By The Nation
Assoc Prof Sataporn Roengtam, an academic at Khon Kaen University’s Faculty of Humanities and Social Sciences, said that the toxic haze in areas nationwide caused by the burning of crops, especially in the northeastern region where people burn sugarcane before cutting them for storage in factories, was causing a large amount of dust to spread throughout the area.
The government’s plan to build another 28 sugar factories with biomass power plants and one bio-hub in the northeastern region will make the situation more severe because the government has to expand the sugarcane plantation area of 7.75 million rai to increase production.
“The dust caused by the burning of sugarcane will hurt people’s health,” he warned, adding, “Although the government has prohibited such activities, farmers will choose to burn their fields instead of using labour to cut sugarcane due to cost advantages and labour shortage.”

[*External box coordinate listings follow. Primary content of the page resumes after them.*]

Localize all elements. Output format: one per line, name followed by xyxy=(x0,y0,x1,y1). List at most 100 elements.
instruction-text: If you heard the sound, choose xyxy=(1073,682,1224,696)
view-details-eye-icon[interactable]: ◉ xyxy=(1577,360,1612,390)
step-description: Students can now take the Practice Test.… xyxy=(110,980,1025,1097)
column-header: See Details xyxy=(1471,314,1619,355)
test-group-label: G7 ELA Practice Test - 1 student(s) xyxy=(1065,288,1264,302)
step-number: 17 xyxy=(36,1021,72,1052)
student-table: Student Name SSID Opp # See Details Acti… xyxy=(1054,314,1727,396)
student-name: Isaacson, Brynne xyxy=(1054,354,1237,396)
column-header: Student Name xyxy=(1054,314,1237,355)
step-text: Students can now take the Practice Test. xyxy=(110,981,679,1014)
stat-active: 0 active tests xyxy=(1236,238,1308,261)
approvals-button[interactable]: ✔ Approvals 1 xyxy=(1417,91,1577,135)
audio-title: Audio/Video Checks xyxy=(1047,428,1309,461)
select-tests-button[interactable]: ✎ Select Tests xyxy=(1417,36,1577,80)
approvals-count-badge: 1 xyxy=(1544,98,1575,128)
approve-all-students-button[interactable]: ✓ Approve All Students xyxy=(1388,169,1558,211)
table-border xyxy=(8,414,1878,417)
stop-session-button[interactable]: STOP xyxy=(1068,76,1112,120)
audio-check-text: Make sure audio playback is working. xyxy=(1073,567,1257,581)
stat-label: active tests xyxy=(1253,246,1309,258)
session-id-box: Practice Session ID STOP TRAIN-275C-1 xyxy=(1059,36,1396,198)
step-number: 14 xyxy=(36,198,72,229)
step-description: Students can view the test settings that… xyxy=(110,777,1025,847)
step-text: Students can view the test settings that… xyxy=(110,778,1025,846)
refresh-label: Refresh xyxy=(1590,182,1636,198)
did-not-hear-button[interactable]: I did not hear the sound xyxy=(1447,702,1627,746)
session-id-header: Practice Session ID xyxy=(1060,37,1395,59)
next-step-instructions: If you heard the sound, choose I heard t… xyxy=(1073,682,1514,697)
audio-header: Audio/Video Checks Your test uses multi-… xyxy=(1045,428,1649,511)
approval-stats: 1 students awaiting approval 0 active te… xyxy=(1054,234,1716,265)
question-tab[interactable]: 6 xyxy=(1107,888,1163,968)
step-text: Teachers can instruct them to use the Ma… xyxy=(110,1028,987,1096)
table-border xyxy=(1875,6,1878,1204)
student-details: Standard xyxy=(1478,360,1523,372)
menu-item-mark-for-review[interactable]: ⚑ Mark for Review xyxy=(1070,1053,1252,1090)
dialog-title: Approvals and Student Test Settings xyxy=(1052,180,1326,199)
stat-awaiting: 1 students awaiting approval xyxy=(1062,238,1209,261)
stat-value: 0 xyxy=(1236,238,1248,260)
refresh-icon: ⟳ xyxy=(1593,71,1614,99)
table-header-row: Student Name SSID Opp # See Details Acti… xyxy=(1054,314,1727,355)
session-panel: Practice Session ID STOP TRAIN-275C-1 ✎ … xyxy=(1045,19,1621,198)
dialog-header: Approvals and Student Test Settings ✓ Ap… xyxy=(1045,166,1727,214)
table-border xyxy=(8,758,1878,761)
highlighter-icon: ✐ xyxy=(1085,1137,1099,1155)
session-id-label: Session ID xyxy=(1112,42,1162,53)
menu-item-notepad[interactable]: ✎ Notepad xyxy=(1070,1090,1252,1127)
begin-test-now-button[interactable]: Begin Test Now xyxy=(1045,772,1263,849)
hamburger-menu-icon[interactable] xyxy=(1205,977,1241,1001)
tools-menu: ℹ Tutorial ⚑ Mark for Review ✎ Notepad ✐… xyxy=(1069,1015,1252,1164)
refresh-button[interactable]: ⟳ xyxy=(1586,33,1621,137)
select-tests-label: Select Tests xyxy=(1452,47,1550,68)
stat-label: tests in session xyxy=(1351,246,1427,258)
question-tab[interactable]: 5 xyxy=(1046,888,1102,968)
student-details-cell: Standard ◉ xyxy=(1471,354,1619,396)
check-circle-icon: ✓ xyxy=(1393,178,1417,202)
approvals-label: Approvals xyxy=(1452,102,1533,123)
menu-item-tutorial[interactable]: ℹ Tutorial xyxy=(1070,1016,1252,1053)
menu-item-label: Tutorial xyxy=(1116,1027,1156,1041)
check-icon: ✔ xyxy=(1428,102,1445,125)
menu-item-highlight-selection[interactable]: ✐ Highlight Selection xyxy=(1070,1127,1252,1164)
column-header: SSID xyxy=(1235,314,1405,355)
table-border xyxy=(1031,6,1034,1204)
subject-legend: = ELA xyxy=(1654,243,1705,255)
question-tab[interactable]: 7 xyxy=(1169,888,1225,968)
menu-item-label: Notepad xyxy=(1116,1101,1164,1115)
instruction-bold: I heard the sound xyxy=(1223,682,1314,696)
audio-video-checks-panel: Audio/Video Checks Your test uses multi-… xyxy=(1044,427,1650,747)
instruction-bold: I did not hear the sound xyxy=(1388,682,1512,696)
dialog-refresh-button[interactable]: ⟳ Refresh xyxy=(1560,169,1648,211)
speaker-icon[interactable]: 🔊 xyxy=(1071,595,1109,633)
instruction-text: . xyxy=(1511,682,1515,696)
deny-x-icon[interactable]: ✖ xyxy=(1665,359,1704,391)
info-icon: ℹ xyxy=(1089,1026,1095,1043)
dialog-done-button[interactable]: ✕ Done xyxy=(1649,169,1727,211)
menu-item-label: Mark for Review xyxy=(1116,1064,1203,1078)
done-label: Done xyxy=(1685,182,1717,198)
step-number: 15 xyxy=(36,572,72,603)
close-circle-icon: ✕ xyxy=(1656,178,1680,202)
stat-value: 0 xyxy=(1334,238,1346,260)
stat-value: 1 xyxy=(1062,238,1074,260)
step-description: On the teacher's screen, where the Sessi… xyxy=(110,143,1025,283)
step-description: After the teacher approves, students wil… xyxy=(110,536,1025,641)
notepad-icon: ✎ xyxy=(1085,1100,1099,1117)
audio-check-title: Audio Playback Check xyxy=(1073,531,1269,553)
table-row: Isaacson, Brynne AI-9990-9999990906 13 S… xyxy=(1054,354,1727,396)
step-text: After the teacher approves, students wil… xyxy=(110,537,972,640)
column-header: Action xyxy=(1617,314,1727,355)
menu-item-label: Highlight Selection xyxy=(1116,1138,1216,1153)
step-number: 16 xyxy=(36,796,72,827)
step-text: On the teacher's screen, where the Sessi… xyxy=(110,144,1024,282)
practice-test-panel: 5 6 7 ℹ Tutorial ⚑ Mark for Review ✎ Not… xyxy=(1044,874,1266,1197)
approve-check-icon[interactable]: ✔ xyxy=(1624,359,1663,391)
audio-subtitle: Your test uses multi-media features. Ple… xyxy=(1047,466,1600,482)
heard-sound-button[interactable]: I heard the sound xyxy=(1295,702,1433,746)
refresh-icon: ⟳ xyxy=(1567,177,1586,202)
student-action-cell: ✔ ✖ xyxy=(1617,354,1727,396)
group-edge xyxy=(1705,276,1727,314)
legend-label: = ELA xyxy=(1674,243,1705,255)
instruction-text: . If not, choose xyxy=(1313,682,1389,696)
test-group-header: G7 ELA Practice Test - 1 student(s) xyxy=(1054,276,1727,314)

He explained that currently there are 20 sugar factories and 5.54 million rai of sugarcane plantations, which generate biomass power of 631 megawatts and produce ethanol of 1.4 million litres a day.
“The current sugarcane production is not enough to feed the existing factories, which will affect people’s lives during the grinding season,” he said.

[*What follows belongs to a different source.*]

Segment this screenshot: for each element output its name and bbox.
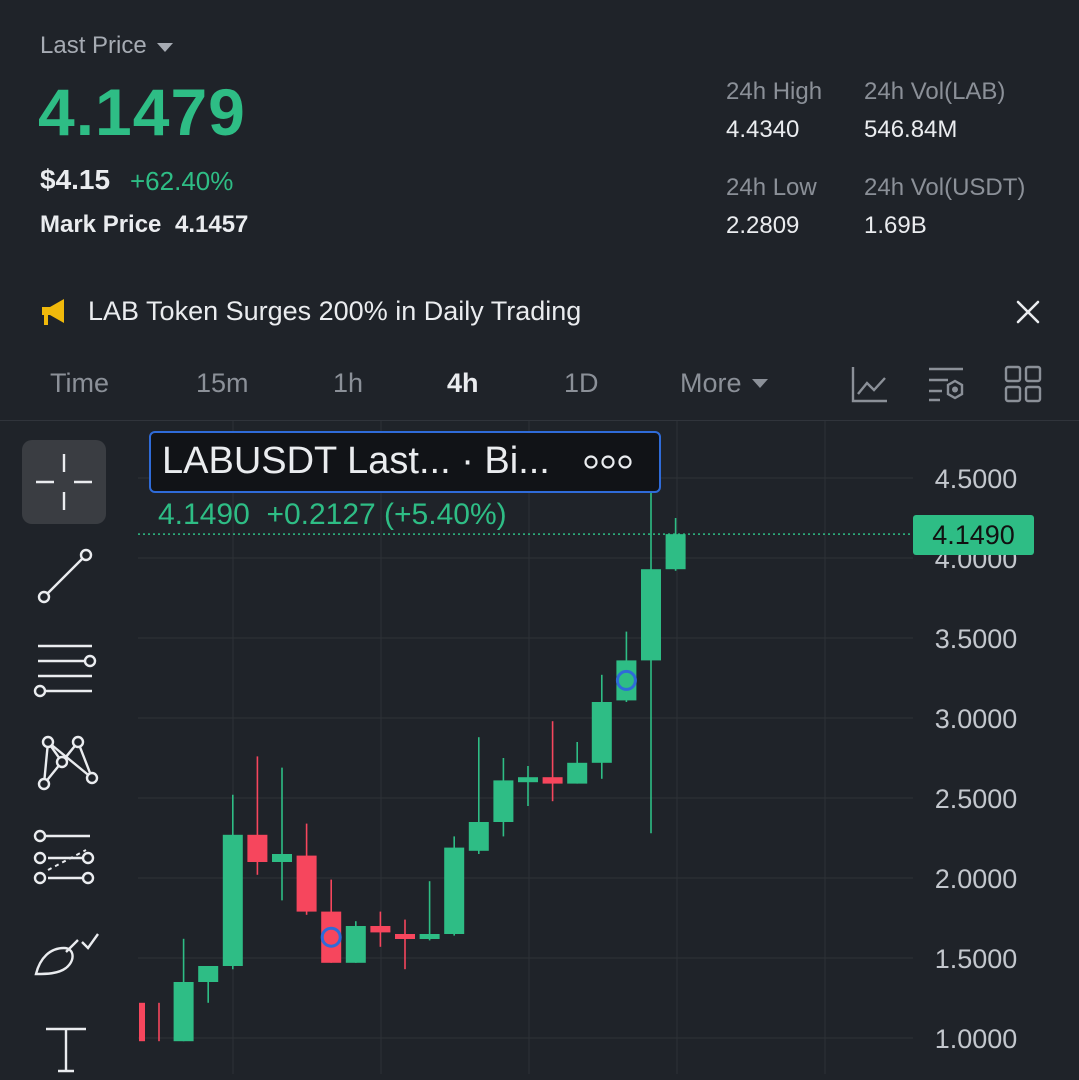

He cited the case of a sugar factory in Ban Phue district in Udon Thani province with a production capacity of approximately 24,000 sugarcanes a day, which may require 360,000 rai of sugarcane plantation area, or equal to half of the whole district area.
“The study indicated that 20 per cent of the sugarcane plantation area came from clearing forests,” he said. “If this case occurs in other areas, the northeastern region will lose 432,000 rai of forest, equivalent to the Phu Phan National Park of approximately 415,439 rai.”
He suggested that the government zone the area for planting sugarcane, which will not affect the ecosystem, including people’s health.